Our housekeeper trudges out of the kitchen, wearing a parka and wool mittens. Bradford's black lab Pal comes trailing dutifully behind her, dressed in a royal blue doggie sweater. I wouldn't say Pal is spoiled, but he does have a dog walker who comes in three times a day. When he gained two pounds, she insisted on taking him to the gym and working him out on the treadmill, but we drew the line at putting him on Atkins. The other day, she reprimanded me for taking Pal along on my morning bike ride.

“Now he's too tired for a proper walk,” she chided. “What will the other dogs say?”

I wanted to tell her they probably wouldn't say a single word. And if they did, she should stop walking them and start booking them on David Letterman.

“Miss Berni is here again,” Consuela says now, shaking her head and pointing toward the living room. “Those twins better get born soon or we're all going to freeze to death.”

Berni has assumed her usual position on the Betsy Ross couch, and she's flipping through a Victoria's Secret catalogue.

“I stopped getting these at my house,” she says. “Even the mailman can't imagine that I'll ever wear a teddy again.”

“Oh come on, even pregnant you're still hot,” I say.

“You have no idea how hot,” Berni groans, now using the catalogue as a fan. “How did I let my husband convince me to move to New York in the summer before the house was finished and with no air-conditioning? He gave me some song and dance about sea breezes. What did I think? We were moving to Bali?”

I laugh and wrap a blanket around my shoulders.

“Thank God for you and your central air-conditioning,” Berni continues. “My internal temperature's at a hundred and ten, but we can't even put a temporary window unit in the bedroom. The community board says it'll destroy the integrity of Hadley Farms. Oh please. All anybody cares about around here is how things look from the outside. I didn't have to leave L.A. for that.

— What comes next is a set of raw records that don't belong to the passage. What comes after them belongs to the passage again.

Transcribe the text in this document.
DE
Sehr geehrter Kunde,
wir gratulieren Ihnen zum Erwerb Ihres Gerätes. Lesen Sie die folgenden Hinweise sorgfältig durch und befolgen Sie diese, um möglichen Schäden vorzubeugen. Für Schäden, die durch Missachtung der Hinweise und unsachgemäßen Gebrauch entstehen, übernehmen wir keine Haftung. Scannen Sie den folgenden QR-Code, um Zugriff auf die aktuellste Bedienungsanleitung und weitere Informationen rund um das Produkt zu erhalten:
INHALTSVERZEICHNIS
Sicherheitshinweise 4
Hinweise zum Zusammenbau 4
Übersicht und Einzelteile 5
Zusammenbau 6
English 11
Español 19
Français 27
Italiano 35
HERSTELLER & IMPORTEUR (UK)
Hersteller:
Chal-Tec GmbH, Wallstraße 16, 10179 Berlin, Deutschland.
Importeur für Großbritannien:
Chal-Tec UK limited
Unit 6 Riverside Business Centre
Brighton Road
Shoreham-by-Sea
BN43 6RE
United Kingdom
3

Doesn't anybody care about the inner me?”

“Sure they do. Your husband and your nutritionist,” I say. “Not to mention your obstetrician.” I pull the blanket a little tighter around me. Is it my imagination, or is it so cold in here that I can see my breath?

“Oh, shit,” says Berni. She brings her hand quickly to her mouth. “I didn't mean to say ‘shit.' I meant ‘damn.' I promised myself I wouldn't swear in front of the twins.” She pats her stomach and looks down remorsefully. “Sorry, guys.”

“What's wrong?” I ask, less concerned about her language than her going into labor. “Are you okay?”

“Yeah, but I forgot. My client Kirk. Or former client. I said I'd meet him at a photo shoot today in Manhattan to lend my support. He's going to be one of
People
magazine's Fifty Sexy Young Stars. Do you want to come?”

“Which one is he?” I ask, trying to click through the clients Berni has told me about.